We have implemented in this milestone the following methods for this variable class:
* \_\_str\_\_
* \_\_neg\_\_
* \_\_add\_\_
* \_\_radd\_\_
* \_\_sub\_\_
* \_\_rsub\_\_
* \_\_mul\_\_
* \_\_rmul\_\_
* \_\_truediv\_\_
* \_\_rtruediv\_\_
* \_\_pow\_\_

The methods above take as input two variable class objects and return a new variable class object with its value and derivative updated according to the arithmetic rule it corresponds to using the chain rule.

### Elementary functions
To support the usage of elementary functions in our library, we have implemented the following methods for our variable class:
* exp(x)
* log(x)
* sin(x)
* cos(x)
* tan(x)
* arcsin(x)
* arccos(x)
* arctan(x)

The methods above take as input a variable class object and return a new variable class object with its value and derivative updated according to the elementary function it corresponds to using the chain rule. 

### Aspects not implemented yet
#### Vector-valued functions
The implementation we have now only handles the scalar-output functions, $\mathbb{R}^n \rightarrow \mathbb{R}^1$. We will make it more general by finishing the implemention of the merge method outlined in the Solver class above. This will allow us to handle functions $f: \mathbb{R}^n \rightarrow \mathbb{R}^m$. 

### External dependencies
1. NumPy: it provides us an efficient way to compute the intermediate multidimentional results and organize value and derivative vectors.

2. pytest: it provides us a systematic way to test every line of code written in the veritorch library

3. setuptools: it is used to package our repo before we distribute it.

4. TravisCI and Codecov: they are our test suites. 

## Future Features
### Optimization methods
There are plenty of unconstrained optimization methods that require the derivative information of a function. We plan to implement some of them: Newton's Method, Broyden–Fletcher–Goldfarb–Shanno (BFGS) method, conjugate gradient (CG) method, etc.

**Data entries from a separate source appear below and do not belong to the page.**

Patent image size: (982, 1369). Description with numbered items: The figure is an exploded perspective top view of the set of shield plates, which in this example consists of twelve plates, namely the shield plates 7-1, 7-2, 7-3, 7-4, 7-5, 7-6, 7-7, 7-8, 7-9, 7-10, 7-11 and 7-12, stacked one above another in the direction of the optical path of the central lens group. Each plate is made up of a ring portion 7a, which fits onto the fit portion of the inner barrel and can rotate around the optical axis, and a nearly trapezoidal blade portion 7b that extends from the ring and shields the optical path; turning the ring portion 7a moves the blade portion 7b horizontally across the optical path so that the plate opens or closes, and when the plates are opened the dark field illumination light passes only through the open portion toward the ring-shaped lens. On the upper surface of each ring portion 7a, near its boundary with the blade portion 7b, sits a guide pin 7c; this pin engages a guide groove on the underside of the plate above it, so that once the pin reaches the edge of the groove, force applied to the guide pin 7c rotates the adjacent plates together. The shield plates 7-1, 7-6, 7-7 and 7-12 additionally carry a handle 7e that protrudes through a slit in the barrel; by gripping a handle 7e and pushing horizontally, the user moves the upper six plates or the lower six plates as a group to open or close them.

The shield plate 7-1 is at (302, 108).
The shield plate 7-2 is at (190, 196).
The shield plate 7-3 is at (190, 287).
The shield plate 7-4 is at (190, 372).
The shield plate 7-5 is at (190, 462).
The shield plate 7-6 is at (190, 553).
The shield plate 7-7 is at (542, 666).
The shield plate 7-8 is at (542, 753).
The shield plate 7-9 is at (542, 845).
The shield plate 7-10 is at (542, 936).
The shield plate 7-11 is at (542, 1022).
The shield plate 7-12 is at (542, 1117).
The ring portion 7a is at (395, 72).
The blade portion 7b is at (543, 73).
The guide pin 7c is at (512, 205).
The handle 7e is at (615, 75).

As we implement these methods, we will see whether our implementation can give us the required derivative information fast enough and whether the returned results are user friendly or not, and change our implementation accordingly. 

### Vectorized processing
If our user wants to compute a vector-valued function $f: R^n \rightarrow R^m$, our current design of veritorch requires the user to express $f_i$ in terms of the created variables for all $1\leq i\leq m$. However, there are cases where the vector-valued function $f$ consists of only elementwise operations. For example, $f(x)=2*sin(x), x\in R^n$. In such case, the user will have to input the same expression many times for each $1\leq i\leq n$. Therefore, it might be beneficial to support a special "vectorized processing" mode to reduce the workload of users if they are evaluating derivatives of some functions that involve elementwise operations only.